Jesus took Peter, James and John, and led them up a high mountain apart by themselves. And he was transfigured before them, and his garments became dazzling white, such as no fuller on earth could bleach them. Then Elijah appeared to them with Moses; and they were conversing with Jesus. Then Peter said to Jesus, “Master, it is good to be here; let us make three tents, one for you, one for Moses and one for Elijah.” He hardly knew what to say, for they were terrified. Then a cloud overshadowed them, and a voice came out of the cloud, “This is my beloved Son; listen to him.” Suddenly, looking around they no longer saw any one but Jesus alone with them. And as they were coming down the mountain, he charged them not to tell anyone what they had seen, until the Son of Man had risen from the dead. So they kept the matter to themselves, questioning what rising from the dead meant. And they asked him, “Why do the scribes say that Elijah must come first?” And he said to them, “Elijah will indeed come first to restore all things; and how is it written of the Son of Man, that he must suffer greatly and be treated with contempt? But I tell you that Elijah has come, and they did to him whatever they pleased, as it is written of him.” (Mark 9: 2-13)
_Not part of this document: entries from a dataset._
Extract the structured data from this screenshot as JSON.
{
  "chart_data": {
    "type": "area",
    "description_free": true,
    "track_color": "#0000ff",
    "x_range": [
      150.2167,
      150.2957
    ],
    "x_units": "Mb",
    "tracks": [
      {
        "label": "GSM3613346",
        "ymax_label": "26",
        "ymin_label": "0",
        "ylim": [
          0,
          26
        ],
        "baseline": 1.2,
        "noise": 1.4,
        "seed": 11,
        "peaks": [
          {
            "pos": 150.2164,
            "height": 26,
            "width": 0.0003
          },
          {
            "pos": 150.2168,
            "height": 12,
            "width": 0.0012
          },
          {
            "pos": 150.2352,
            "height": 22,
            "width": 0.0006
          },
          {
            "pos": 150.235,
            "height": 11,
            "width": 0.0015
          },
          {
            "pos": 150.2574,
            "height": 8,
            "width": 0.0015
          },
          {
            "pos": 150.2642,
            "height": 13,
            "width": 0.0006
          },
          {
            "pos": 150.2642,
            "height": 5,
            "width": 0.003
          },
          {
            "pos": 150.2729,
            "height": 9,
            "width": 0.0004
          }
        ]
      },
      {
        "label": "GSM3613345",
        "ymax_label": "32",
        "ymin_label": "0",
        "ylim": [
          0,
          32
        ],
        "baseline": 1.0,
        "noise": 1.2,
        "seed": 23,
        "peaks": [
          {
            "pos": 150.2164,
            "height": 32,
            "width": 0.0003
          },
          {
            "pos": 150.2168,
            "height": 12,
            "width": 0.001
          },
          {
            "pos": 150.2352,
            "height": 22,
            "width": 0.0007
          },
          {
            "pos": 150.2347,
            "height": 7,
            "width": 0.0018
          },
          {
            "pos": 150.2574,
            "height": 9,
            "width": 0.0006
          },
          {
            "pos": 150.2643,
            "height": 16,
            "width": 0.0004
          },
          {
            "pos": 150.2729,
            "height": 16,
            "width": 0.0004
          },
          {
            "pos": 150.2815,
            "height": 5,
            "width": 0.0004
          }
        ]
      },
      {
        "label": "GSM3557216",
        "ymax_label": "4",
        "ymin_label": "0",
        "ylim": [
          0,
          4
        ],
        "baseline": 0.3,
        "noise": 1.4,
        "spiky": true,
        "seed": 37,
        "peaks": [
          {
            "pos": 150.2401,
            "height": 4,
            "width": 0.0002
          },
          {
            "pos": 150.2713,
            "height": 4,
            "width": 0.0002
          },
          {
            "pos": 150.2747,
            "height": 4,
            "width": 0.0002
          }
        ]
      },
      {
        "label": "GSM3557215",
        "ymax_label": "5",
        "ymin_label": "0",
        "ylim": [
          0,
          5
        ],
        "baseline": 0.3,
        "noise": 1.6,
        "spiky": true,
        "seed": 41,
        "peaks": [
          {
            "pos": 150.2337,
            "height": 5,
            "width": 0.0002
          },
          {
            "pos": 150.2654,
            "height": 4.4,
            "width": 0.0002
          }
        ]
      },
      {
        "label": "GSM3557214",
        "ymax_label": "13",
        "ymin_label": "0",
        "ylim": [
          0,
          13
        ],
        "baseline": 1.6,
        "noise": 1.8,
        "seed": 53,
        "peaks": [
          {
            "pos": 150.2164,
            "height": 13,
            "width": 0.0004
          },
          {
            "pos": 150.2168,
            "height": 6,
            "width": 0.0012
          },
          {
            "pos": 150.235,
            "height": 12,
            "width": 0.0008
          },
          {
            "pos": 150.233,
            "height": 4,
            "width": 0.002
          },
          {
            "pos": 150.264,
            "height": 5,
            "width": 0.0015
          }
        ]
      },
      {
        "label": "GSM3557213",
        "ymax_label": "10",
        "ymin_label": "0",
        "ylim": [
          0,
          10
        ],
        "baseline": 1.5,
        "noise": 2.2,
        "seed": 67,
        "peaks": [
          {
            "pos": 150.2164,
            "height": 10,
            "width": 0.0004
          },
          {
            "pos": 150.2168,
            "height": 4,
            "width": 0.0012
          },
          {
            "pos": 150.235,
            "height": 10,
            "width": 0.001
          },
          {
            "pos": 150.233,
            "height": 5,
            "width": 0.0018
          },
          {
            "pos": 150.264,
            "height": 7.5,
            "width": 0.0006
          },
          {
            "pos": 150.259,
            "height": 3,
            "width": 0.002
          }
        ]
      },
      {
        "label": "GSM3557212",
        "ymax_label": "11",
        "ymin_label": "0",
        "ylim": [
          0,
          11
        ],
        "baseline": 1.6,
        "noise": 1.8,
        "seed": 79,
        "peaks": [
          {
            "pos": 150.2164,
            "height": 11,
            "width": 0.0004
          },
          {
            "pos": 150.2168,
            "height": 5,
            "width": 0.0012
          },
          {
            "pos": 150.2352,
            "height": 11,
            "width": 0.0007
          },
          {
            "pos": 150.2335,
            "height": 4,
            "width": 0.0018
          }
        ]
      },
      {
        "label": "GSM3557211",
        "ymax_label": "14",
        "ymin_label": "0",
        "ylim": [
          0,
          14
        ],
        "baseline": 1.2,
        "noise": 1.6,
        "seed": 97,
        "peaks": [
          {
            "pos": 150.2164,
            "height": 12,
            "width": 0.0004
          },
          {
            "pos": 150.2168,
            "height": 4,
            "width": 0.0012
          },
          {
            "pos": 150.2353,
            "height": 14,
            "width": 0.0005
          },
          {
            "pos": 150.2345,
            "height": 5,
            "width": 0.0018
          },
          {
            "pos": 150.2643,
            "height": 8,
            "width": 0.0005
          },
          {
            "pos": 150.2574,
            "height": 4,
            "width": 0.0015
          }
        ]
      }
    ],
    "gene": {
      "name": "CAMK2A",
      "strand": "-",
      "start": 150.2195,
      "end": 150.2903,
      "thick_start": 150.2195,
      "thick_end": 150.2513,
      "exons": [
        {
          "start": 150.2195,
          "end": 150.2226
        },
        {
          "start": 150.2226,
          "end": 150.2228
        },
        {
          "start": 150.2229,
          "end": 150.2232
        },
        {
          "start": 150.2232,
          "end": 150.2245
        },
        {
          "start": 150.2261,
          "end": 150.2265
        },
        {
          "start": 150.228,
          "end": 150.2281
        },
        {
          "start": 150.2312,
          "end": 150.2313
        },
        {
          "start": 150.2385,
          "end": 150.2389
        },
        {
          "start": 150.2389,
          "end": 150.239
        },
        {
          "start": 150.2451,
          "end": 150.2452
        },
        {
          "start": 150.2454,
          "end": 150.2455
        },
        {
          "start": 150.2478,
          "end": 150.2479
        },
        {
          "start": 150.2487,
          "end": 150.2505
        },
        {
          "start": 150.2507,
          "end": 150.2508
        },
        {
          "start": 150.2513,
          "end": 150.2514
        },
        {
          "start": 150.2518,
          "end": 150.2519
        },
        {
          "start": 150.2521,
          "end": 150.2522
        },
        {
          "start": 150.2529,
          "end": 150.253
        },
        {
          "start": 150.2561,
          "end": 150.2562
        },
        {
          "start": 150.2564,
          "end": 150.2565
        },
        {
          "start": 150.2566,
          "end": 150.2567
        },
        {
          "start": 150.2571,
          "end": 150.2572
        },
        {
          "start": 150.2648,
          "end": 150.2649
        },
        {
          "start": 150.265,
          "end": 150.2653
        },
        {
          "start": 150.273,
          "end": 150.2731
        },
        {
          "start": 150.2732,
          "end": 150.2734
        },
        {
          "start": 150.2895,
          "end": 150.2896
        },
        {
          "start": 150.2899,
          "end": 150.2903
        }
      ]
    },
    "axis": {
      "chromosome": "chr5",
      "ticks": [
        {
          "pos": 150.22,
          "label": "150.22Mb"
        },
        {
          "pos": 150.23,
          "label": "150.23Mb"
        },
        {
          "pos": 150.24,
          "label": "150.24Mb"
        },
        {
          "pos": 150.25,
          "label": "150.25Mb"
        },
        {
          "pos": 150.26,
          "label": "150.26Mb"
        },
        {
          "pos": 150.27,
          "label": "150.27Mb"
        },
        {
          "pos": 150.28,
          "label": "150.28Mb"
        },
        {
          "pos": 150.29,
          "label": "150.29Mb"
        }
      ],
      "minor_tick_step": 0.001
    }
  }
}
The ambiance in a high mountain can really engender positive feelings like those felt by Peter, James and John when they accompanied Jesus on Mt. Hermon. “Master, it is good to be here.” Perhaps this is the reason why some of us keep going back to Mt. Apo, the highest peak in the country, at least once a year. How serene and peaceful it is at the top. Save for the whistling sound of an occasional wind passing through the mountain’s crevices, the deep silence at the peak evokes feelings of intimacy with the holy mountain’s Creator, such that one cannot help but meditate in deep prayer. Seeing some clouds beneath your feet, it feels as if heaven must be just nearby. No wonder many of the great events in the Bible happened on mountaintops. Abraham’s faith was tested on Mt. Moriah, where he brought his son Isaac to be sacrificed. Moses received the tablets of God’s covenant on Mt. Sinai. Elijah held his contest with the false prophets of Baal on Mt. Carmel. And we read about Jesus going up to the high mountains to pray, being transfigured at Mt. Hermon, meeting His destiny at the mount of Olives, and finally dying on the mountain of Calvary.

As Jesus showed us many times in the Gospel, all of us need to spend quiet moments of meditation with our heavenly Father for our own transfiguration (transformation). We need to hear His voice in our prayer time and in His Word, the Holy Bible. Nothing is impossible for us when we come to believe that what we are doing is according to His will. As the Book of Wisdom assures us: Those who trust in God shall understand truth, and shall abide with Him in love: because grace and mercy are with His holy ones, and His care is with His elect (Wis.3:9). We also have complete trust in the words of Psalm 91: You have the Lord for your refuge; you have made the Most High your stronghold. No evil shall befall you, no affliction come near your tent. Whoever clings to Me I will deliver; whoever knows My Name I will set on high. I will satisfy them and show them My saving power (Ps.91:9-16).

Father God, grant that I may hear Your voice in quiet moments with You, reassuring me of Your love, so that nothing will be impossible for me to do for Your glory. Amen.